With the new-look Guinness PRO14 soon to return, we are taking a look back at some of the great names of the past in this league.
And here we examine the cult heroes from the Irish provinces that have provided us with many a memory over the years.
And where better to start than with the man who led Connacht to their fairytale title back in the 2015/16 season?
Connacht back-row John Muldoon has made a record 303 appearances after having made his debut in 2004.
Without a doubt his finest moment was lifting his club’s first ever major trophy as captain when they won the 2015-16 title.
The Galwaymen defeated provincial rivals and traditional powerhouses Leinster 20-10 in the BT Murrayfield final and Muldoon was named man-of-the-match on an historic afternoon.
After a 131-year wait, Connacht had finally won major honours aptly lead by their iconic captain.
After the final whistle, Muldoon revealed he had bet 20 Euros he wouldn’t cry if his team won the competition.
He referred to the bet as “the best 20 quid I have ever spent.”
But while Muldoon enjoyed the greatest moment in the club’s history, the foundation was laid by another historic figure in ex-player and ex-coach, and Galway native, Eric Elwood.
As a player, he helped cement Connacht’s name on the European rugby scene during their run in the 2005/06 Challenge Cup where they lost their semi-final to eventual winners Harlequins.
He also helped his side make history and become the first Irish province to win on French soil when they beat Begles Bordeaux in 1997/98.
After retiring, he returned to Connacht as a coach, where he got revenge on Quins by knocking them off the top spot in the pool stage of the 2011-12 Champions Cup, condemning them to the Amlin Cup with a 9-8 victory at Galway Sportsground.
The golden boy of Irish rugby, the legend that is Brian O’Driscoll won two European crowns, a Challenge Cup and four domestic titles in his storied career with Leinster.
Arguably his most memorable display in a blue jersey was his man-of-the-match outing in the European semi-finals at Croke Park against Munster.
He scored his side’s second try of the game in the 61st minute, after a 60-metre interception to put the game beyond their rivals.
But to pick out one performance is impossible for a talisman who always seemed to produce when it mattered in the blue of Leinster and the green of Ireland.

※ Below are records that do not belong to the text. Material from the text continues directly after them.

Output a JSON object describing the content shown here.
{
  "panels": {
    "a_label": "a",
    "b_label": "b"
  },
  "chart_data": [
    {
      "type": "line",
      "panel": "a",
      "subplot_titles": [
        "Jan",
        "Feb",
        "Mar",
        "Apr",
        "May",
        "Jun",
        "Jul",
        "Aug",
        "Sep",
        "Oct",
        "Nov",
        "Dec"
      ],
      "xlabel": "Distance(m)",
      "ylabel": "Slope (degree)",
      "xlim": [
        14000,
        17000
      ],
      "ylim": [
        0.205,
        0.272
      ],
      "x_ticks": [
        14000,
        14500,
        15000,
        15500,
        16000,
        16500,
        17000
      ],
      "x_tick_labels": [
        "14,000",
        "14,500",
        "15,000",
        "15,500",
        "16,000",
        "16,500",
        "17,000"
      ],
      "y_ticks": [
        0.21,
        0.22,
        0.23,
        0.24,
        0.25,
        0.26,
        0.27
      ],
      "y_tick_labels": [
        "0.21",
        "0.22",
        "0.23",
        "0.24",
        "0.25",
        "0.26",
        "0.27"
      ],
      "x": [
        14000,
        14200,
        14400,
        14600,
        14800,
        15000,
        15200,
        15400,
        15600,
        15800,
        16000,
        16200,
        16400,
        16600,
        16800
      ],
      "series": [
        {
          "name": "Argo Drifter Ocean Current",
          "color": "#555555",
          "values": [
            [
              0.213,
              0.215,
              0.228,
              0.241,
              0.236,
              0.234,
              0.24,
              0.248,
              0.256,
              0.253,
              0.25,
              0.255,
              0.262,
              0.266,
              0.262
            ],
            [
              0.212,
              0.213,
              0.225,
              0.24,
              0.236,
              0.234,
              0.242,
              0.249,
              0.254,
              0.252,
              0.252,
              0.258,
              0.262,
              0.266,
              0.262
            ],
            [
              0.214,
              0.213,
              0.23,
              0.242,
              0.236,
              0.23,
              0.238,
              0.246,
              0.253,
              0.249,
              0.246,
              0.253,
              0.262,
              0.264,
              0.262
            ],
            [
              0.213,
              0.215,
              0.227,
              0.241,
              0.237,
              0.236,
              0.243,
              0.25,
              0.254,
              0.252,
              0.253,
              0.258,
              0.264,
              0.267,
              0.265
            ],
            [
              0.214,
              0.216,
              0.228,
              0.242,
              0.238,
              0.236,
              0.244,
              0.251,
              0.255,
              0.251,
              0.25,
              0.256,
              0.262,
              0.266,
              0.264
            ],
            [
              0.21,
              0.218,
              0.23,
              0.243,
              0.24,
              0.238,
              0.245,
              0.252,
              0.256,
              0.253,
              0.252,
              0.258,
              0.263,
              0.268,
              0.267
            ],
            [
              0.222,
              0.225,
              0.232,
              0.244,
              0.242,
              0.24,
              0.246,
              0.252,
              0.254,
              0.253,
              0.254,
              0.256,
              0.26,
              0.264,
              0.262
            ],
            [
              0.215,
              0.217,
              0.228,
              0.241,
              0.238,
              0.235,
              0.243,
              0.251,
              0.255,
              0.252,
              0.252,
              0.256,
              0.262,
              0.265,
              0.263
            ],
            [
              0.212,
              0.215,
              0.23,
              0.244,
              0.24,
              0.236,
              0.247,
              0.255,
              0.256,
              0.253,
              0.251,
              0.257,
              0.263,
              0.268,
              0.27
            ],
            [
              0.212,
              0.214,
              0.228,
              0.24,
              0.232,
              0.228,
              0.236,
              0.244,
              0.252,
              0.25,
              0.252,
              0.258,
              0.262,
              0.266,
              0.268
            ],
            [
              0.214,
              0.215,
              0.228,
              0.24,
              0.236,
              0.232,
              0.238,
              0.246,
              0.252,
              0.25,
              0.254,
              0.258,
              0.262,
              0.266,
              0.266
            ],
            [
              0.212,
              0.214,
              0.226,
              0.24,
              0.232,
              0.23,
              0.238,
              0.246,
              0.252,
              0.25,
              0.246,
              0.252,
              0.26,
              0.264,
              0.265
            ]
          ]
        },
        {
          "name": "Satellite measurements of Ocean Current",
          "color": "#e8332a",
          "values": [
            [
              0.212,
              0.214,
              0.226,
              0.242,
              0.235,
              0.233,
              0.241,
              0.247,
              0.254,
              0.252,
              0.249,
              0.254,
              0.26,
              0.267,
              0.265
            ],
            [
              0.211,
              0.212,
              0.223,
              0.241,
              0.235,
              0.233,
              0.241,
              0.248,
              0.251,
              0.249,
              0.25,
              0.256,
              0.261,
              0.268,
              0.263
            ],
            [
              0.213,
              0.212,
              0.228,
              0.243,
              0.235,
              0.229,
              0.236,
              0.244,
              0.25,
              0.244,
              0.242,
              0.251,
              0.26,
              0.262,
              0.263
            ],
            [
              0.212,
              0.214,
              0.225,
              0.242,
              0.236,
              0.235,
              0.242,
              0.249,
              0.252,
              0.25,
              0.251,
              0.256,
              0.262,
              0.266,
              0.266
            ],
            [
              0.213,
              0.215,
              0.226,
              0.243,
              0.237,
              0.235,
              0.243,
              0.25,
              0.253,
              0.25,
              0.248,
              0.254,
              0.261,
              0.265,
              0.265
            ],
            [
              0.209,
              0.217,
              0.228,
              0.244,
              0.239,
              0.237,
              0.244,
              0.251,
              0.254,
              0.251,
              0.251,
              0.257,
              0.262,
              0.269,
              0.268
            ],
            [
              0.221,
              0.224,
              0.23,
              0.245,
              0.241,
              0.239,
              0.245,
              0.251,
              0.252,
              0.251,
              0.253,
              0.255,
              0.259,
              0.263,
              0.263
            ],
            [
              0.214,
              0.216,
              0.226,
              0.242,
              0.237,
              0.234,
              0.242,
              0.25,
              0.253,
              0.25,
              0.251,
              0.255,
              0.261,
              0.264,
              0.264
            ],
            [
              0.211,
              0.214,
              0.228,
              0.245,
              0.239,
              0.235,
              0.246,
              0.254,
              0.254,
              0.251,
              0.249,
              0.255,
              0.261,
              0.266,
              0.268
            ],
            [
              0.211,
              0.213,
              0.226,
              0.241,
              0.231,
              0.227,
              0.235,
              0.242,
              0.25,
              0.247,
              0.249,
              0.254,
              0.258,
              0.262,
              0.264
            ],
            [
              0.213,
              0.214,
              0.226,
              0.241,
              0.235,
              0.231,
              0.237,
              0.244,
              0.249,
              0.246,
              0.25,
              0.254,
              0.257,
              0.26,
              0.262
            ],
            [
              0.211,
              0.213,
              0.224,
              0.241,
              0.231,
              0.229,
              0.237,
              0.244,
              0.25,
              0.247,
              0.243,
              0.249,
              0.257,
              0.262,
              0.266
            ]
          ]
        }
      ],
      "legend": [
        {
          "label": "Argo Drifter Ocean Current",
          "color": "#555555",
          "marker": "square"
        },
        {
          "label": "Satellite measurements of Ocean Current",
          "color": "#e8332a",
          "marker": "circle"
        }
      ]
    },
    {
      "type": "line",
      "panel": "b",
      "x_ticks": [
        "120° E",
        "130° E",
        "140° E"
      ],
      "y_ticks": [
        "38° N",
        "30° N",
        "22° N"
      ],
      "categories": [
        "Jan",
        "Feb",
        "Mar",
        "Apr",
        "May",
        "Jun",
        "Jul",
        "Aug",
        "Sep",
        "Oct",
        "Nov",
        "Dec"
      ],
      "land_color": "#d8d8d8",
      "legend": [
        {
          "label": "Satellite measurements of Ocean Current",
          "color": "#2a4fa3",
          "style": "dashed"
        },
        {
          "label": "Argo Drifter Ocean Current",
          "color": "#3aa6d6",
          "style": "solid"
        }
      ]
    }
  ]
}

Indeed the centre hung up his boots as his country’s top appearance maker and top try scorer.
But New Zealand-born Isa Nacewa is one of the cherished adopted sons of Leinster.
Nacewa has operated all around the backs during his distinguished career, and retired from the game after three European Cups and three PRO14 titles with Leinster at the end of the 2012-13 season.

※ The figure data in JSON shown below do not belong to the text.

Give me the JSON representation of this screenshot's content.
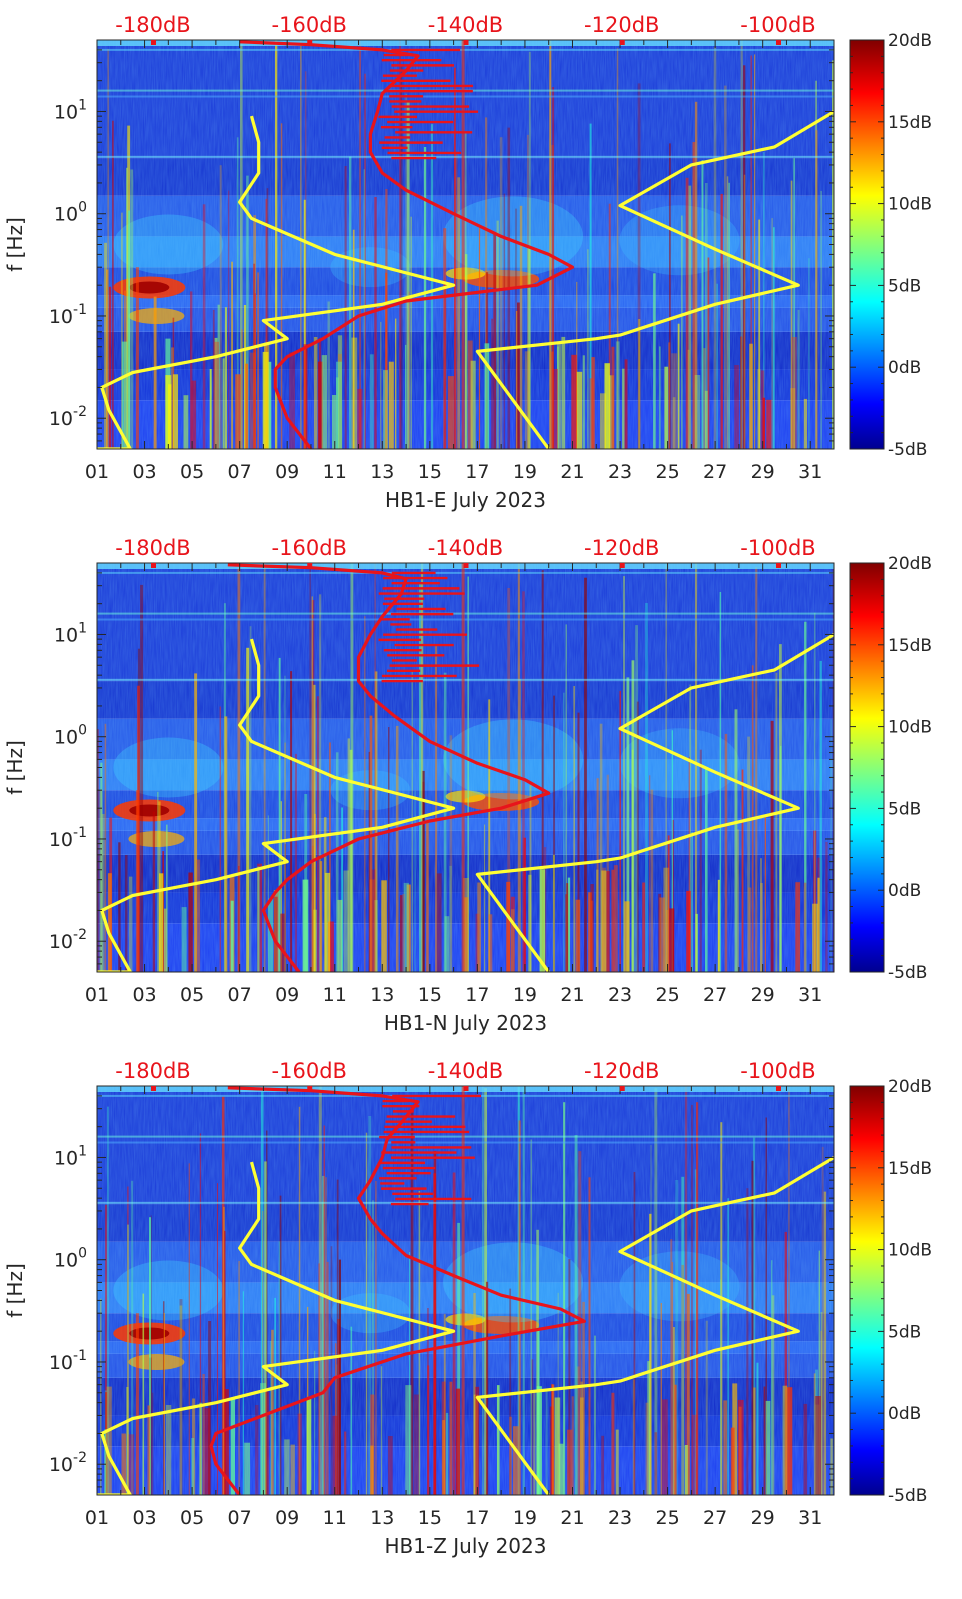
{
  "chart_data": [
    {
      "type": "heatmap",
      "xlabel": "HB1-E July 2023",
      "ylabel": "f [Hz]",
      "x_tick_labels": [
        "01",
        "03",
        "05",
        "07",
        "09",
        "11",
        "13",
        "15",
        "17",
        "19",
        "21",
        "23",
        "25",
        "27",
        "29",
        "31"
      ],
      "x_range_day": [
        1,
        32
      ],
      "y_scale": "log",
      "y_range_hz": [
        0.005,
        50
      ],
      "y_tick_labels": [
        "10^-2",
        "10^-1",
        "10^0",
        "10^1"
      ],
      "top_axis_labels": [
        "-180dB",
        "-160dB",
        "-140dB",
        "-120dB",
        "-100dB"
      ],
      "colorbar_labels": [
        "20dB",
        "15dB",
        "10dB",
        "5dB",
        "0dB",
        "-5dB"
      ],
      "colorbar_range_db": [
        -5,
        20
      ],
      "colormap": "jet",
      "series": [
        {
          "color": "#ffff33",
          "points": [
            [
              1.0,
              0.005
            ],
            [
              2.4,
              0.005
            ],
            [
              1.5,
              0.012
            ],
            [
              1.2,
              0.02
            ],
            [
              2.5,
              0.028
            ],
            [
              6.0,
              0.04
            ],
            [
              9.0,
              0.06
            ],
            [
              8.0,
              0.09
            ],
            [
              13.0,
              0.13
            ],
            [
              16.0,
              0.2
            ],
            [
              11.0,
              0.4
            ],
            [
              7.5,
              0.9
            ],
            [
              7.0,
              1.3
            ],
            [
              7.8,
              2.5
            ],
            [
              7.8,
              5.0
            ],
            [
              7.5,
              9.0
            ]
          ]
        },
        {
          "color": "#ffff33",
          "points": [
            [
              20.0,
              0.005
            ],
            [
              17.0,
              0.045
            ],
            [
              22.0,
              0.06
            ],
            [
              23.0,
              0.065
            ],
            [
              27.0,
              0.13
            ],
            [
              30.5,
              0.2
            ],
            [
              27.0,
              0.45
            ],
            [
              23.0,
              1.2
            ],
            [
              26.0,
              3.0
            ],
            [
              29.5,
              4.5
            ],
            [
              32.0,
              10.0
            ]
          ]
        },
        {
          "color": "#e8141b",
          "points": [
            [
              10.0,
              0.005
            ],
            [
              9.0,
              0.01
            ],
            [
              8.5,
              0.02
            ],
            [
              8.5,
              0.03
            ],
            [
              9.0,
              0.04
            ],
            [
              10.5,
              0.06
            ],
            [
              12.0,
              0.1
            ],
            [
              14.0,
              0.14
            ],
            [
              17.0,
              0.17
            ],
            [
              19.5,
              0.2
            ],
            [
              21.0,
              0.3
            ],
            [
              20.0,
              0.4
            ],
            [
              18.0,
              0.6
            ],
            [
              16.0,
              1.0
            ],
            [
              14.0,
              1.7
            ],
            [
              13.0,
              2.5
            ],
            [
              12.5,
              4.0
            ],
            [
              12.5,
              6.0
            ],
            [
              12.8,
              10.0
            ],
            [
              13.0,
              15.0
            ],
            [
              14.0,
              25.0
            ],
            [
              14.5,
              35.0
            ],
            [
              13.0,
              40.0
            ],
            [
              10.0,
              45.0
            ],
            [
              7.0,
              48.0
            ]
          ]
        }
      ]
    },
    {
      "type": "heatmap",
      "xlabel": "HB1-N July 2023",
      "ylabel": "f [Hz]",
      "x_tick_labels": [
        "01",
        "03",
        "05",
        "07",
        "09",
        "11",
        "13",
        "15",
        "17",
        "19",
        "21",
        "23",
        "25",
        "27",
        "29",
        "31"
      ],
      "x_range_day": [
        1,
        32
      ],
      "y_scale": "log",
      "y_range_hz": [
        0.005,
        50
      ],
      "y_tick_labels": [
        "10^-2",
        "10^-1",
        "10^0",
        "10^1"
      ],
      "top_axis_labels": [
        "-180dB",
        "-160dB",
        "-140dB",
        "-120dB",
        "-100dB"
      ],
      "colorbar_labels": [
        "20dB",
        "15dB",
        "10dB",
        "5dB",
        "0dB",
        "-5dB"
      ],
      "colorbar_range_db": [
        -5,
        20
      ],
      "colormap": "jet",
      "series": [
        {
          "color": "#ffff33",
          "points": [
            [
              1.0,
              0.005
            ],
            [
              2.4,
              0.005
            ],
            [
              1.5,
              0.012
            ],
            [
              1.2,
              0.02
            ],
            [
              2.5,
              0.028
            ],
            [
              6.0,
              0.04
            ],
            [
              9.0,
              0.06
            ],
            [
              8.0,
              0.09
            ],
            [
              13.0,
              0.13
            ],
            [
              16.0,
              0.2
            ],
            [
              11.0,
              0.4
            ],
            [
              7.5,
              0.9
            ],
            [
              7.0,
              1.3
            ],
            [
              7.8,
              2.5
            ],
            [
              7.8,
              5.0
            ],
            [
              7.5,
              9.0
            ]
          ]
        },
        {
          "color": "#ffff33",
          "points": [
            [
              20.0,
              0.005
            ],
            [
              17.0,
              0.045
            ],
            [
              22.0,
              0.06
            ],
            [
              23.0,
              0.065
            ],
            [
              27.0,
              0.13
            ],
            [
              30.5,
              0.2
            ],
            [
              27.0,
              0.45
            ],
            [
              23.0,
              1.2
            ],
            [
              26.0,
              3.0
            ],
            [
              29.5,
              4.5
            ],
            [
              32.0,
              10.0
            ]
          ]
        },
        {
          "color": "#e8141b",
          "points": [
            [
              9.5,
              0.005
            ],
            [
              8.5,
              0.01
            ],
            [
              8.0,
              0.02
            ],
            [
              8.5,
              0.03
            ],
            [
              9.0,
              0.04
            ],
            [
              10.0,
              0.06
            ],
            [
              12.0,
              0.1
            ],
            [
              15.0,
              0.15
            ],
            [
              18.0,
              0.2
            ],
            [
              20.0,
              0.28
            ],
            [
              19.0,
              0.38
            ],
            [
              17.0,
              0.55
            ],
            [
              15.0,
              0.9
            ],
            [
              13.5,
              1.6
            ],
            [
              12.5,
              2.5
            ],
            [
              12.0,
              3.5
            ],
            [
              12.0,
              6.0
            ],
            [
              12.5,
              10.0
            ],
            [
              13.0,
              15.0
            ],
            [
              13.8,
              25.0
            ],
            [
              14.0,
              35.0
            ],
            [
              13.0,
              40.0
            ],
            [
              10.0,
              45.0
            ],
            [
              6.5,
              48.0
            ]
          ]
        }
      ]
    },
    {
      "type": "heatmap",
      "xlabel": "HB1-Z July 2023",
      "ylabel": "f [Hz]",
      "x_tick_labels": [
        "01",
        "03",
        "05",
        "07",
        "09",
        "11",
        "13",
        "15",
        "17",
        "19",
        "21",
        "23",
        "25",
        "27",
        "29",
        "31"
      ],
      "x_range_day": [
        1,
        32
      ],
      "y_scale": "log",
      "y_range_hz": [
        0.005,
        50
      ],
      "y_tick_labels": [
        "10^-2",
        "10^-1",
        "10^0",
        "10^1"
      ],
      "top_axis_labels": [
        "-180dB",
        "-160dB",
        "-140dB",
        "-120dB",
        "-100dB"
      ],
      "colorbar_labels": [
        "20dB",
        "15dB",
        "10dB",
        "5dB",
        "0dB",
        "-5dB"
      ],
      "colorbar_range_db": [
        -5,
        20
      ],
      "colormap": "jet",
      "series": [
        {
          "color": "#ffff33",
          "points": [
            [
              1.0,
              0.005
            ],
            [
              2.4,
              0.005
            ],
            [
              1.5,
              0.012
            ],
            [
              1.2,
              0.02
            ],
            [
              2.5,
              0.028
            ],
            [
              6.0,
              0.04
            ],
            [
              9.0,
              0.06
            ],
            [
              8.0,
              0.09
            ],
            [
              13.0,
              0.13
            ],
            [
              16.0,
              0.2
            ],
            [
              11.0,
              0.4
            ],
            [
              7.5,
              0.9
            ],
            [
              7.0,
              1.3
            ],
            [
              7.8,
              2.5
            ],
            [
              7.8,
              5.0
            ],
            [
              7.5,
              9.0
            ]
          ]
        },
        {
          "color": "#ffff33",
          "points": [
            [
              20.0,
              0.005
            ],
            [
              17.0,
              0.045
            ],
            [
              22.0,
              0.06
            ],
            [
              23.0,
              0.065
            ],
            [
              27.0,
              0.13
            ],
            [
              30.5,
              0.2
            ],
            [
              27.0,
              0.45
            ],
            [
              23.0,
              1.2
            ],
            [
              26.0,
              3.0
            ],
            [
              29.5,
              4.5
            ],
            [
              32.0,
              10.0
            ]
          ]
        },
        {
          "color": "#e8141b",
          "points": [
            [
              7.0,
              0.005
            ],
            [
              6.0,
              0.01
            ],
            [
              5.8,
              0.015
            ],
            [
              6.0,
              0.02
            ],
            [
              8.0,
              0.03
            ],
            [
              10.5,
              0.05
            ],
            [
              11.0,
              0.07
            ],
            [
              14.0,
              0.12
            ],
            [
              18.0,
              0.18
            ],
            [
              21.5,
              0.25
            ],
            [
              20.5,
              0.33
            ],
            [
              18.0,
              0.45
            ],
            [
              16.0,
              0.7
            ],
            [
              14.0,
              1.1
            ],
            [
              13.0,
              1.8
            ],
            [
              12.5,
              2.5
            ],
            [
              12.0,
              4.0
            ],
            [
              12.5,
              6.0
            ],
            [
              13.0,
              10.0
            ],
            [
              13.2,
              15.0
            ],
            [
              14.0,
              25.0
            ],
            [
              14.5,
              35.0
            ],
            [
              13.0,
              40.0
            ],
            [
              10.0,
              45.0
            ],
            [
              6.5,
              48.0
            ]
          ]
        }
      ]
    }
  ]
}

Much to the fans’ delight, he came out of retirement in April 2015 and re-joined the club.
He was named as captain at the start of the next campaign, a position he holds to this day.
He has since helped Leinster to a PRO14 final in 2016 where they lost to Connacht and finished as top try scorer in Europe the season just gone as Leinster made it into the semi-finals.
The beloved Paul O’Connell lifted two European titles with Munster as well as three domestic titles.
Their first European crown owed much to the legendary lock, scoring a try in the quarter-final against Perpignan, and putting in two huge performances in the semi-final against Leinster and the final against Biarritz Olympique.
He was named captain the following year and led his team to another European title in 2008,while with Ireland he was huge in their Grand Slam of 2009 and subsequent back to back titles in 2014 and 2015 before retiring later that year.
Ireland’s record points scorer, Ronan O’Gara, was also vital for Munster in that historic winning period.
Nothing sums up his importance in the clutch more than in 2011 when he slotted a 41st phase match-winning drop goal to down Northampton Saints at Thomond Park.
But he did it time and again for club and country, pulling the strings as Munster dominated both domestically and abroad.
Finally, Donncha O’Callaghan made a record 268 appearances for the province between 1998 and 2015.
He partnered O’Connell to complete one of the most revered and experienced second-row partnerships in the history of the game.
Ulster’s legendary fly-half David Humphreys captained his side to their only ever Euroepan crown in 1998-99.
His side defeated Colomiers 21-6 in front of 49,500 fans at Lansdowne Park. It was the crowning moment of a career which was very much not over at that point.
He went on to play for his side until 2008, when he retired to take up the role of Director of Operations; a position he held until 2014.
He also played a huge role in the 2005-06 Celtic League. Ulster were behind league leaders Ospreys and needed a win for glory.
With minutes to spare, Humphreys kicked a 40-metre drop goal and brought the trophy back to the Ulster’s quarter of the Emerald Isle.
Hooker Rory Best has made 230 appearances for Ulster and is going in to his tenth year as captain of the side.
Since making his debut in 2005, he has had an illustrious career at both provincial and international level.
He is the current captain of the national side and could conceivably break O’Driscoll’s appearance record.